Considered one of snooker's hardest tournaments to win because of the presence of exclusively the best, Hunter won on three occasions, in the early 2000s.
'A Gracious Competitor': The Man Behind the Cue
But for all his achievements in competition, away from the game Hunter's humble charm never left him.
"His demeanor was excellent did Paul," Alan says. "He got on with everybody."
"If you met him you'd like him," Kristina adds. "He brought joy. He'd make you comfortable."
Hunter's partner Lindsey, with whom he had a child, describes him as an "wonderful, youthful, and fun personality" who was "witty, generous" and "never the first to depart from the party".
With his natural likability, handsome features and honest interview style, not to mention his considerable talent, Hunter quickly became snooker's poster boy for the new millennium.
No wonder then, that he was nicknamed 'A Sporting Icon'.
A Brave Battle: Illness and Resilience
In 2005, a year that should have signaled the zenith of his talent, Hunter was found to have cancer and would later undergo chemotherapy.
Multiple accounts from across the professional tour highlight the man's extraordinary willingness to honor obligations to exhibitions, events and press interviews, all while enduring treatment.
Despite gruelling side effects, Hunter continued to compete through the illness and received a standing ovation at The World Championship arena when he turned out for the World Championships that year.
When he succumbed in the mid-2000s, snooker's family-like circuit lost one of its most popular brothers.

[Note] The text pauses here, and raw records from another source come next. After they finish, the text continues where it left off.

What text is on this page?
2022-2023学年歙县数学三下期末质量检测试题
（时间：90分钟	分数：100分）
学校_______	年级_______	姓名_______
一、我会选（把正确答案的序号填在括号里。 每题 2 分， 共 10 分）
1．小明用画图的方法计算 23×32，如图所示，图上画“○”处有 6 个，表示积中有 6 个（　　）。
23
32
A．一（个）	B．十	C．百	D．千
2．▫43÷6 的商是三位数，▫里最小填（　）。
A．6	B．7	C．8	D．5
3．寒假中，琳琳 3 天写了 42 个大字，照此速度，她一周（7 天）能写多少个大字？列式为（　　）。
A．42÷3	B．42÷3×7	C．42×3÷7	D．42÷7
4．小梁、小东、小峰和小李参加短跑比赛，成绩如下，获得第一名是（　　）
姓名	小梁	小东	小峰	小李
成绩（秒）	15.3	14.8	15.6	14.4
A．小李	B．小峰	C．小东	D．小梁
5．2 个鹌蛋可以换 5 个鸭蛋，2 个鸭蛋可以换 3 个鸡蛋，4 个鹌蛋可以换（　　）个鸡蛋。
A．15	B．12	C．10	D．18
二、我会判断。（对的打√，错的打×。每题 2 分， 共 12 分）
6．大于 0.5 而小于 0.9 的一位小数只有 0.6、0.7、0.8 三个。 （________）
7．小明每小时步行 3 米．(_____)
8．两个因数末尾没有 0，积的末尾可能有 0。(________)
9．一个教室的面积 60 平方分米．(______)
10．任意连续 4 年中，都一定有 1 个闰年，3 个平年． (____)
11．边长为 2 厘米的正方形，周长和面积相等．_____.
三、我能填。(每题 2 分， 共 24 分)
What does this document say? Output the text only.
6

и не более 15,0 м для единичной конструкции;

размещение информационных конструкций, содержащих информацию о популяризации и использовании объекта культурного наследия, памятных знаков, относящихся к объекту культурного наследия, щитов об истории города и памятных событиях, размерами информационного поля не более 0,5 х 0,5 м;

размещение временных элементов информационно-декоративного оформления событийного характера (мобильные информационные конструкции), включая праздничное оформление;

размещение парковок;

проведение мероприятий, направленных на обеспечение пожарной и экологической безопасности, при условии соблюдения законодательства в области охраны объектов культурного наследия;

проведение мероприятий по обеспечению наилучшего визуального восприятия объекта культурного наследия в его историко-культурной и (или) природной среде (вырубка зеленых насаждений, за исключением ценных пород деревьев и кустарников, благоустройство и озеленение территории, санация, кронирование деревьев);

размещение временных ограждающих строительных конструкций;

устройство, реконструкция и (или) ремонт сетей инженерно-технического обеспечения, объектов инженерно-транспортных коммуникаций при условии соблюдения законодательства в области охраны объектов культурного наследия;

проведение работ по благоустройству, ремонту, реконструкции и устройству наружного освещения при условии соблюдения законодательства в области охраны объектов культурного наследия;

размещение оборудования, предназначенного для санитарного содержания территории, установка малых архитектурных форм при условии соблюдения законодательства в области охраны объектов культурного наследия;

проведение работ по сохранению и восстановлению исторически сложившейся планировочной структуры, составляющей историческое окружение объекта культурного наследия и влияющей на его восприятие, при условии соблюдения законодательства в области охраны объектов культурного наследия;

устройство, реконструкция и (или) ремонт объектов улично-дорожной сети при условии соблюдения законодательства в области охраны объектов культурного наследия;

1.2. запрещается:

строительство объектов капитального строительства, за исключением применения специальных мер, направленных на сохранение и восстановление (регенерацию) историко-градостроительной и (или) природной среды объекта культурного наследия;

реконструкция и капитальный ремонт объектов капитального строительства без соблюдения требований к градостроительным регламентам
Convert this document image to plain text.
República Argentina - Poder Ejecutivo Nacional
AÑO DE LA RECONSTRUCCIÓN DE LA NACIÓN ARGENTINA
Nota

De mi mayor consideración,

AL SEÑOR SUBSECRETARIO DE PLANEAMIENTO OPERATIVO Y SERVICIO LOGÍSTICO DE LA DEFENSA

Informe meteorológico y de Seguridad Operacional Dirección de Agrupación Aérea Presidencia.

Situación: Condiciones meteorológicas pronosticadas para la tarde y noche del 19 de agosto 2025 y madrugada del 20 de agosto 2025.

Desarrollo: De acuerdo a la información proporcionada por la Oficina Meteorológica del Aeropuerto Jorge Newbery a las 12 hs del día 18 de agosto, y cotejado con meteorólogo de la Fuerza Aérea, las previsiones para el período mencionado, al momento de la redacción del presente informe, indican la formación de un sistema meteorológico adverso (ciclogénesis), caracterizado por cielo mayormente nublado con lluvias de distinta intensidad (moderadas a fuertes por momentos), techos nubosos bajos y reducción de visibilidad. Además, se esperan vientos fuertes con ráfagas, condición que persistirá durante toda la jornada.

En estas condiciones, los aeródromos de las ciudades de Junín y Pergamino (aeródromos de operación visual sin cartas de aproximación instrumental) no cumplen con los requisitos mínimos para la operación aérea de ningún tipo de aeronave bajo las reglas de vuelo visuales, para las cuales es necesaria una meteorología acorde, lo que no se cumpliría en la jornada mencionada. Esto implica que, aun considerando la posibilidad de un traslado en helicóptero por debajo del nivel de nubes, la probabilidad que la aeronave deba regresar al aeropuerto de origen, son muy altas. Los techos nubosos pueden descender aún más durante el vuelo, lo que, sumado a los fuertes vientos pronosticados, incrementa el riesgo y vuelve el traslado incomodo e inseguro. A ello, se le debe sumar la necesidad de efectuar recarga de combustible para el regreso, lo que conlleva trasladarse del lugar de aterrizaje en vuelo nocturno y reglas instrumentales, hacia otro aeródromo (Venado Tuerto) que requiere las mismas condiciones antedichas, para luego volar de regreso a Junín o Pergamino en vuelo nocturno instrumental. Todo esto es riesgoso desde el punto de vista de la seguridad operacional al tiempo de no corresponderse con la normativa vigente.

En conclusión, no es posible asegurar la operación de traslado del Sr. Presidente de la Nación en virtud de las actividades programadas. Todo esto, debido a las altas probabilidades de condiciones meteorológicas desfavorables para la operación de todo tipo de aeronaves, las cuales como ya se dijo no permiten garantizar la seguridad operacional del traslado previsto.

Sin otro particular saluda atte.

"It's awful," Kristina says. "No parent should experience any mum and dad to go through that pain."
A Lasting Impact: The Paul Hunter Foundation
Hunter's true contribution would be felt not in palaces and castles but in community venues across the UK.
The charity in his name, set up before his death, would provide accessible training to youths all over the country.
The program was so successful that, according to reports, anti-social behavior in some areas fell sharply.
"The aim remained for a scheme to help offer a constructive activity," one coach said.
The Foundation helped lay the groundwork for a significant coaching programme, which has provided playing opportunities to children all over the world.
"Paul would have loved what we've done with the sport and where it is today," a chairman in the sport stated.
Never Forgotten: Two Decades On
Historic matches of their son's matches via the internet help his parents stay "connected to him".
"I can bring it up and I can watch Paul at any moment," Kristina says. "It's wonderful!"
"We are happy to speak about Paul," she concludes. "Before it would be tears, but I'd rather somebody talk than him not be spoken of."
Even though he never won the World Championship, the common opinion that Hunter would have secured snooker's top honor is etched into the sport's folklore.
The Masters, the competition with which he is most associated, begins later this month. The winner will lift the memorial cup.
But for all his successes, two decades after his death it is Paul Hunter's personality, as much his dazzling snooker ability, that will ensure he is never forgotten.